Hallo zusammen - und hochinteressant, was hier diskutiert wird.
Für mich war es
mein erstes Mal Fusion. Eigentlich waren wir zu zweit, aber meine Begleitung musste kurzfristig absagen. Kurz bevor ich in den Bassliner stieg, war ich dann doch alleine und kann nicht leugnen, dass ich eine gehörige Portion Respekt hatte vor diesem Festival mit 70.000 Menschen, von dem ich schon so viel gehört hatte und um den sich fast schon ein Mythos aufgebaut hatte.
Aber was soll ich sagen? Ich bin hin und weg!! Fragt mal mein Umfeld, was ich denen seit Tagen die Ohren vollquatsche von wegen "noch nie erlebt sowas", "Erweckungserlebnis" und solche Sachen.
Gleich vorweg: Aufgrund einer Meidkation kann ich keine synthetischen Drogen nehmen, Alkohol geht auch nur in ganz überschaubaren Maßen und THC führt mittlerweile bei mir zu Paranoia. Lange Rede, kurzer Sinn, ich war eigentlich fast komplett nüchtern, zumindest drogenbedingt nie "richtig drauf". Daran liegts also nicht.
Ich fand es unfassbar, wie ich in 5 Tagen nie auch nur EIN böses Wort gehört hab. In keiner Schlange, an keinem Schei**haus, nicht auf dem Dancefloor, nirgends.
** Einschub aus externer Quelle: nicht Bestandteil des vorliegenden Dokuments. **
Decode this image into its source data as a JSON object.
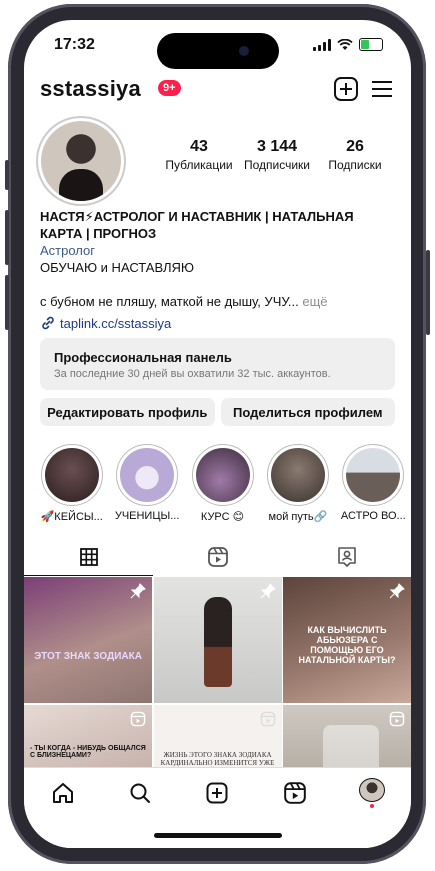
{
  "status": {
    "time": "17:32"
  },
  "header": {
    "username": "sstassiya",
    "notif_badge": "9+"
  },
  "stats": [
    {
      "num": "43",
      "label": "Публикации"
    },
    {
      "num": "3 144",
      "label": "Подписчики"
    },
    {
      "num": "26",
      "label": "Подписки"
    }
  ],
  "bio": {
    "name": "НАСТЯ⚡АСТРОЛОГ И НАСТАВНИК | НАТАЛЬНАЯ КАРТА | ПРОГНОЗ",
    "category": "Астролог",
    "line1": "ОБУЧАЮ и НАСТАВЛЯЮ",
    "line2": "с бубном не пляшу, маткой не дышу, УЧУ...",
    "more": " ещё",
    "link": "taplink.cc/sstassiya"
  },
  "panel": {
    "title": "Профессиональная панель",
    "subtitle": "За последние 30 дней вы охватили 32 тыс. аккаунтов."
  },
  "buttons": {
    "edit": "Редактировать профиль",
    "share": "Поделиться профилем"
  },
  "highlights": [
    {
      "label": "🚀КЕЙСЫ...",
      "color": "#3a2a30"
    },
    {
      "label": "УЧЕНИЦЫ...",
      "color": "#b9a9d6"
    },
    {
      "label": "КУРС 😊",
      "color": "#4a3340"
    },
    {
      "label": "мой путь🔗",
      "color": "#5a4e48"
    },
    {
      "label": "АСТРО ВО...",
      "color": "#9aa6b8"
    }
  ],
  "grid": [
    {
      "text": "ЭТОТ ЗНАК ЗОДИАКА",
      "bg": "#a48a86",
      "icon": "pin-icon"
    },
    {
      "text": "",
      "bg": "#d9d9d7",
      "icon": "pin-icon"
    },
    {
      "text": "КАК ВЫЧИСЛИТЬ АБЬЮЗЕРА С ПОМОЩЬЮ ЕГО НАТАЛЬНОЙ КАРТЫ?",
      "bg": "#7c5f56",
      "icon": "pin-icon"
    },
    {
      "text": "- ТЫ КОГДА - НИБУДЬ ОБЩАЛСЯ С БЛИЗНЕЦАМИ?",
      "bg": "#cbb9b3",
      "icon": "reels-icon"
    },
    {
      "text": "ЖИЗНЬ ЭТОГО ЗНАКА ЗОДИАКА КАРДИНАЛЬНО ИЗМЕНИТСЯ УЖЕ В БЛИЖАЙШЕЕ ВРЕМЯ",
      "bg": "#f4f1ee",
      "icon": "reels-icon"
    },
    {
      "text": "",
      "bg": "#b9b3ab",
      "icon": "reels-icon"
    }
  ]
}
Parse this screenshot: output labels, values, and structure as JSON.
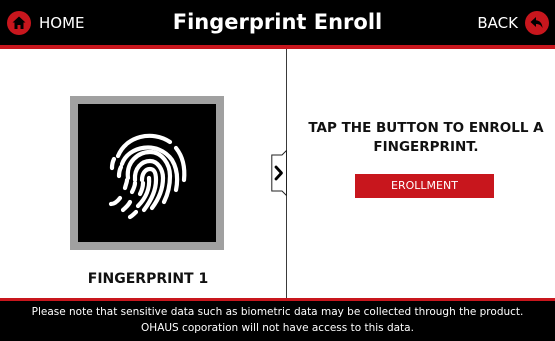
{
  "header": {
    "home_label": "HOME",
    "title": "Fingerprint Enroll",
    "back_label": "BACK",
    "home_icon": "home-icon",
    "back_icon": "back-arrow-icon"
  },
  "left_panel": {
    "fingerprint_icon": "fingerprint-icon",
    "caption": "FINGERPRINT 1"
  },
  "right_panel": {
    "instruction_line1": "TAP THE BUTTON TO ENROLL A",
    "instruction_line2": "FINGERPRINT.",
    "enroll_button_label": "EROLLMENT"
  },
  "footer": {
    "line1": "Please note that sensitive data such as biometric data may be collected through the product.",
    "line2": "OHAUS coporation will not have access to this data."
  },
  "colors": {
    "accent_red": "#c8161d",
    "header_bg": "#000000",
    "frame_gray": "#a0a0a0"
  }
}
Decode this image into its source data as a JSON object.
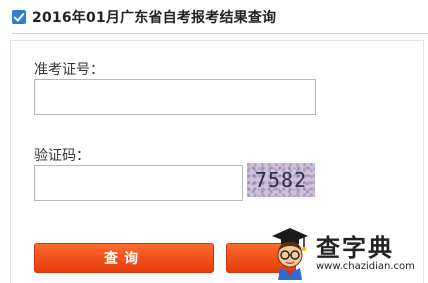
{
  "header": {
    "title": "2016年01月广东省自考报考结果查询"
  },
  "form": {
    "admission_label": "准考证号：",
    "admission_value": "",
    "captcha_label": "验证码：",
    "captcha_value": "",
    "captcha_text": "7582",
    "submit_label": "查询",
    "reset_label": ""
  },
  "watermark": {
    "brand": "查字典",
    "url": "www.chazidian.com"
  },
  "colors": {
    "accent_blue": "#2f7fd6",
    "button_orange": "#e94a12"
  }
}
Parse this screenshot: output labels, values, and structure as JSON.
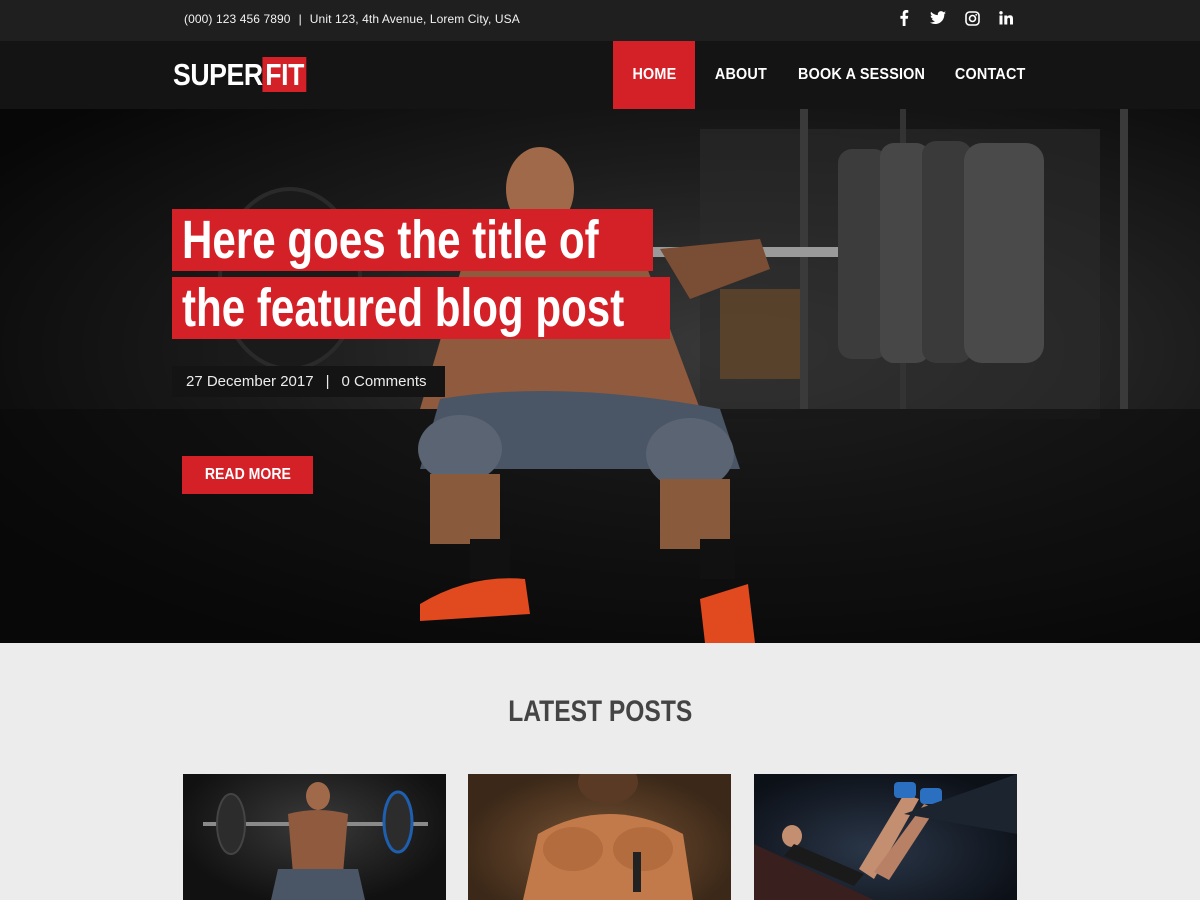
{
  "topbar": {
    "phone": "(000)  123 456 7890",
    "separator": "|",
    "address": "Unit 123, 4th Avenue, Lorem City, USA",
    "social_icons": [
      "facebook-icon",
      "twitter-icon",
      "instagram-icon",
      "linkedin-icon"
    ]
  },
  "brand": {
    "logo_part1": "SUPER",
    "logo_part2": "FIT",
    "accent": "#d42027"
  },
  "nav": {
    "items": [
      {
        "label": "HOME",
        "active": true
      },
      {
        "label": "ABOUT",
        "active": false
      },
      {
        "label": "BOOK A SESSION",
        "active": false
      },
      {
        "label": "CONTACT",
        "active": false
      }
    ]
  },
  "hero": {
    "title_line1": "Here goes the title of",
    "title_line2": "the featured blog post",
    "date": "27 December 2017",
    "meta_separator": "|",
    "comments": "0 Comments",
    "cta_label": "READ MORE"
  },
  "latest": {
    "heading": "LATEST POSTS"
  },
  "colors": {
    "topbar_bg": "#1f1f1f",
    "navbar_bg": "#141414",
    "section_bg": "#ececec",
    "heading_text": "#444444"
  }
}
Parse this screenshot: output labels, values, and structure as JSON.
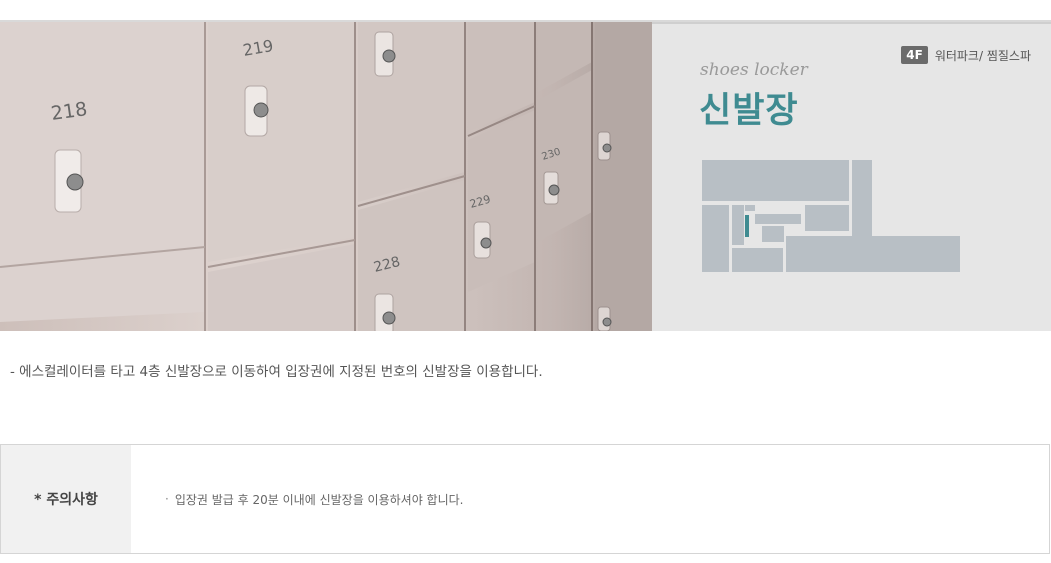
{
  "hero": {
    "photo": {
      "alt": "shoes locker photo",
      "locker_numbers": [
        "218",
        "219",
        "228",
        "229",
        "230"
      ]
    },
    "floor_badge": "4F",
    "floor_text": "워터파크/ 찜질스파",
    "title_en": "shoes locker",
    "title_ko": "신발장",
    "accent_color": "#3f8b91"
  },
  "description": "-  에스컬레이터를 타고 4층 신발장으로 이동하여 입장권에 지정된 번호의 신발장을 이용합니다.",
  "notice": {
    "header": "* 주의사항",
    "bullet": "·",
    "item": "입장권 발급 후 20분 이내에 신발장을 이용하셔야 합니다."
  }
}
Für mich schienen alle in einem gemeinsamen Flow, wo jede/r freundlich und hilfsbereit zueinander war, freundlich gefragt und bedankt hat, bevor er/sie sich dazu gesetzt hat, beim Auf-die-Füße-Treten sich entschuldigt hat (und wenn es nur mit einem kurzen Schulterblick und Handheben war) usw.
Selbst wenn sich mal verballerte Leute aus versehen auf der falschen Seite angestellt und dadurch schneller am Kaffeestand waren als andere, hat keiner gemeckert und ich dachte mir, geil Alter, wie wenig Alman-Style geht eigentlich noch, ich fass es nicht vor Freude.
Eins meiner Highlights war am Samstagnachmittag, wo ich in dem Baumhaus hinterm Theater saß. Neben mir saßen zwei weiblich gelesene Personen, die in aller Ruhe und intensiv über ihre Beziehungen diskutiert haben, gegenüber hat eine Gruppe neu erworbene Handfächer bemalt, gegenüber haben zwei nach gewissem Konsum entspannt gedöst und rechts von mir saßen welche und haben den Raveplan für den frühen Abend ausgetüftelt. Ich saß mittendrin und las mit Kaffe&Kippe meine Fantasygeschichten, die ich zuvor bei einer netten Flohmarktverkäuferin auf der Insel gekauft hatte, die mir noch ein halbstündiges Referat zu dem Buch gratis dazugegeben hat

. Gleichzeitig stieg einem der sanfte Duft des Kartoffelstampfs mit Zwiebeln in die Nase, der ein Stockwerk weiter unten gerade vorbereitet wurde. Irgendwie war jeder für sich und doch alle gemeinsam und vor allem ging niemand jemand anderem auf den Zeiger. Das war schon nicht mehr so wahnsinnig weit weg von der Definition von "Glück".
Oder im FKK-Bereich. Da bin ich Freitags vor dem Regen zum ersten Mal noch hin und war wirklich hin und weg, was für ein schönes Gelände das war, wie super der Kiosk und wie nett die Menschen dort überall. Ich (cis-Mann) bin eigentlich eher "g'schamig" was so gemeinsame Nackisachen angeht, aber in kürzester Zeit habe ich gemerkt, dass das hier völlig ok ist, dass keine/r niemanden anstarrt, dass jede/r so ist wie er/sie ist, dass hier überhaupt nix in der Luft liegt, außer der Lust an Freiheitsgefühl und Tanz. Also habe ich mitgemacht und mich super sicher gefühlt und einfach nur das Freiheitsgefühl genossen. Für mich war das wirklich ein safe space mit viel awareness, denn wenig überraschend wäre es auch mir als cis-Mann nicht angenehm gewesen, jenseits der Standardkommunikation irgendwie auf Blicke oÄ hätte reagieren zu müssen.
Noch ein Wort zu den Floors nachts: Ich hatte auf jeden Fall das Gefühl eines gemeinsamen Raves. Ganz manchmal hab ich nach rechts und links geschaut und gemerkt, wie alle um mich rum am Tanzen sind, jeder für sich und alle gemeinsam - so fühlte es sich für mich schon an.
Ich habe nach Studium des Threads jedoch ein bisschen ein schlechtes Gewissen, weil ich insbesonder Sa nachts auf dem Trancefloor mich phasenweise heftig vergessen hatte und in der Tat in einen tranceartigen Zustand kam. Jetzt hoffe ich, da niemandem auf den Wecker getanzt zu haben sozusagen

Angerempelt habe ich niemanden und wenn doch, immer entschuldigt. Aber wenn ich das so lese, frage ich mich, ob ich nicht vielleicht zu heftig geraved habe oder sonstwie was.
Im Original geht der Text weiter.